Cactus Python Package¶
Python bindings for Cactus Engine via FFI. Auto-installed when you run source ./setup.
Getting Started¶
# Setup environment
source ./setup
# Build shared library for Python
cactus build --python
# Download models
cactus download LiquidAI/LFM2-VL-450M
cactus download openai/whisper-small
# Optional: set your Cactus Cloud API key for automatic cloud fallback
cactus auth
Quick Example¶
from cactus import CactusModel
import json
with CactusModel("weights/lfm2-vl-450m") as model:
messages = [{"role": "user", "content": "What is 2+2?"}]
response = json.loads(model.complete(messages))
print(response["response"])
API Reference¶
CactusModel(model_path, corpus_dir=None)¶
Initialize a model and act as a context manager.

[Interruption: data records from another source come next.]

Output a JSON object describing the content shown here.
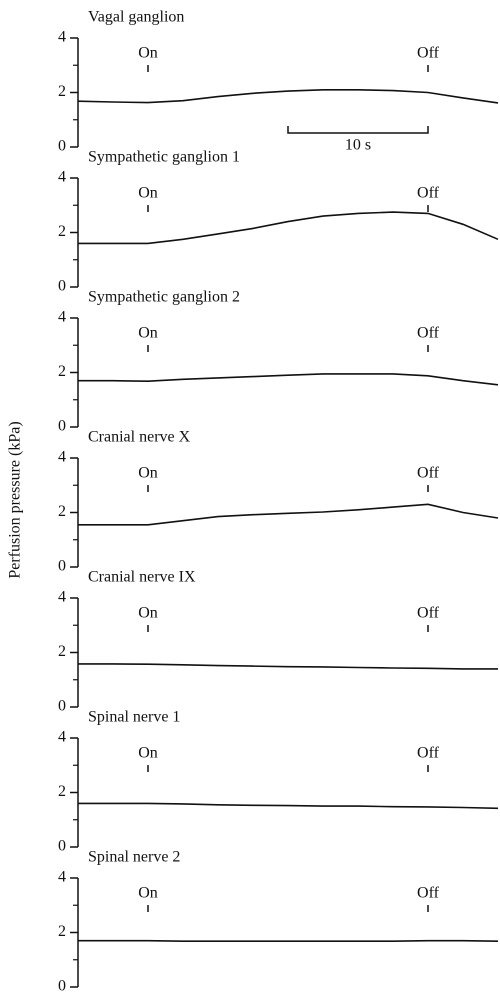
{
  "ylabel": "Perfusion pressure (kPa)",
  "chart_data": [
    {
      "type": "line",
      "title": "Vagal ganglion",
      "xlim": [
        0,
        30
      ],
      "ylim": [
        0,
        4
      ],
      "yticks": [
        0,
        2,
        4
      ],
      "minor_yticks": [
        1,
        3
      ],
      "annotations": [
        {
          "x": 5,
          "label": "On"
        },
        {
          "x": 25,
          "label": "Off"
        }
      ],
      "scale_bar": {
        "x": [
          15,
          25
        ],
        "label": "10 s"
      },
      "x": [
        0,
        2.5,
        5,
        7.5,
        10,
        12.5,
        15,
        17.5,
        20,
        22.5,
        25,
        27.5,
        30
      ],
      "values": [
        1.68,
        1.65,
        1.63,
        1.7,
        1.85,
        1.97,
        2.05,
        2.1,
        2.1,
        2.07,
        2.0,
        1.8,
        1.62
      ]
    },
    {
      "type": "line",
      "title": "Sympathetic ganglion 1",
      "xlim": [
        0,
        30
      ],
      "ylim": [
        0,
        4
      ],
      "yticks": [
        0,
        2,
        4
      ],
      "minor_yticks": [
        1,
        3
      ],
      "annotations": [
        {
          "x": 5,
          "label": "On"
        },
        {
          "x": 25,
          "label": "Off"
        }
      ],
      "x": [
        0,
        2.5,
        5,
        7.5,
        10,
        12.5,
        15,
        17.5,
        20,
        22.5,
        25,
        27.5,
        30
      ],
      "values": [
        1.6,
        1.6,
        1.6,
        1.75,
        1.95,
        2.15,
        2.4,
        2.6,
        2.7,
        2.75,
        2.7,
        2.3,
        1.75
      ]
    },
    {
      "type": "line",
      "title": "Sympathetic ganglion 2",
      "xlim": [
        0,
        30
      ],
      "ylim": [
        0,
        4
      ],
      "yticks": [
        0,
        2,
        4
      ],
      "minor_yticks": [
        1,
        3
      ],
      "annotations": [
        {
          "x": 5,
          "label": "On"
        },
        {
          "x": 25,
          "label": "Off"
        }
      ],
      "x": [
        0,
        2.5,
        5,
        7.5,
        10,
        12.5,
        15,
        17.5,
        20,
        22.5,
        25,
        27.5,
        30
      ],
      "values": [
        1.7,
        1.7,
        1.68,
        1.75,
        1.8,
        1.85,
        1.9,
        1.95,
        1.95,
        1.95,
        1.88,
        1.7,
        1.55
      ]
    },
    {
      "type": "line",
      "title": "Cranial nerve X",
      "xlim": [
        0,
        30
      ],
      "ylim": [
        0,
        4
      ],
      "yticks": [
        0,
        2,
        4
      ],
      "minor_yticks": [
        1,
        3
      ],
      "annotations": [
        {
          "x": 5,
          "label": "On"
        },
        {
          "x": 25,
          "label": "Off"
        }
      ],
      "x": [
        0,
        2.5,
        5,
        7.5,
        10,
        12.5,
        15,
        17.5,
        20,
        22.5,
        25,
        27.5,
        30
      ],
      "values": [
        1.55,
        1.55,
        1.55,
        1.7,
        1.85,
        1.92,
        1.97,
        2.02,
        2.1,
        2.2,
        2.3,
        2.0,
        1.8
      ]
    },
    {
      "type": "line",
      "title": "Cranial nerve IX",
      "xlim": [
        0,
        30
      ],
      "ylim": [
        0,
        4
      ],
      "yticks": [
        0,
        2,
        4
      ],
      "minor_yticks": [
        1,
        3
      ],
      "annotations": [
        {
          "x": 5,
          "label": "On"
        },
        {
          "x": 25,
          "label": "Off"
        }
      ],
      "x": [
        0,
        2.5,
        5,
        7.5,
        10,
        12.5,
        15,
        17.5,
        20,
        22.5,
        25,
        27.5,
        30
      ],
      "values": [
        1.58,
        1.58,
        1.57,
        1.55,
        1.52,
        1.5,
        1.48,
        1.47,
        1.45,
        1.43,
        1.42,
        1.4,
        1.4
      ]
    },
    {
      "type": "line",
      "title": "Spinal nerve 1",
      "xlim": [
        0,
        30
      ],
      "ylim": [
        0,
        4
      ],
      "yticks": [
        0,
        2,
        4
      ],
      "minor_yticks": [
        1,
        3
      ],
      "annotations": [
        {
          "x": 5,
          "label": "On"
        },
        {
          "x": 25,
          "label": "Off"
        }
      ],
      "x": [
        0,
        2.5,
        5,
        7.5,
        10,
        12.5,
        15,
        17.5,
        20,
        22.5,
        25,
        27.5,
        30
      ],
      "values": [
        1.6,
        1.6,
        1.6,
        1.58,
        1.55,
        1.53,
        1.52,
        1.5,
        1.5,
        1.48,
        1.47,
        1.45,
        1.42
      ]
    },
    {
      "type": "line",
      "title": "Spinal nerve 2",
      "xlim": [
        0,
        30
      ],
      "ylim": [
        0,
        4
      ],
      "yticks": [
        0,
        2,
        4
      ],
      "minor_yticks": [
        1,
        3
      ],
      "annotations": [
        {
          "x": 5,
          "label": "On"
        },
        {
          "x": 25,
          "label": "Off"
        }
      ],
      "x": [
        0,
        2.5,
        5,
        7.5,
        10,
        12.5,
        15,
        17.5,
        20,
        22.5,
        25,
        27.5,
        30
      ],
      "values": [
        1.7,
        1.7,
        1.7,
        1.68,
        1.68,
        1.68,
        1.68,
        1.68,
        1.68,
        1.68,
        1.7,
        1.7,
        1.68
      ]
    }
  ]
}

| Parameter | Type | Description |
|---|---|---|
model_path |
str |
Path to model weights directory |
corpus_dir |
str |
Optional path to RAG corpus directory for document Q&A |
with CactusModel("weights/lfm2-vl-450m") as model:
# use model...
pass
# Or without context manager
rag_model = CactusModel("weights/lfm2-rag", corpus_dir="./documents")
# rag_model.destroy() must be called
model.complete(messages, **options)¶
Run chat completion. Returns JSON string with response and metrics.
| Parameter | Type | Description |
|---|---|---|
messages |
list\|str |
List of message dicts or JSON string |
tools |
list |
Optional tool definitions for function calling |
temperature |
float |
Sampling temperature |
top_p |
float |
Top-p sampling |
top_k |
int |
Top-k sampling |
max_tokens |
int |
Maximum tokens to generate |
stop_sequences |
list |
Stop sequences |
include_stop_sequences |
bool |
Include matched stop sequences in output (default: False) |
force_tools |
bool |
Constrain output to tool call format |
tool_rag_top_k |
int |
Select top-k relevant tools via Tool RAG (default: 2, 0 = use all tools) |
confidence_threshold |
float |
Minimum confidence for local generation (default: 0.7, triggers cloud_handoff when below) |
callback |
fn |
Streaming callback fn(token, token_id, user_data) |
# Basic completion
with CactusModel("weights/lfm2-vl-450m") as model:
messages = [{"role": "user", "content": "Hello!"}]
response = model.complete(messages, max_tokens=100)
print(json.loads(response)["response"])
# With tools
tools = [{
"name": "get_weather",
"description": "Get weather for a location",
"parameters": {
"type": "object",
"properties": {"location": {"type": "string"}},
"required": ["location"]
}
}]
with CactusModel("weights/lfm2-vl-450m") as model:
response = model.complete(messages, tools=tools)
# Streaming
def on_token(token, token_id, user_data):
print(token, end="", flush=True)
with CactusModel("weights/lfm2-vl-450m") as model:
model.complete(messages, callback=on_token)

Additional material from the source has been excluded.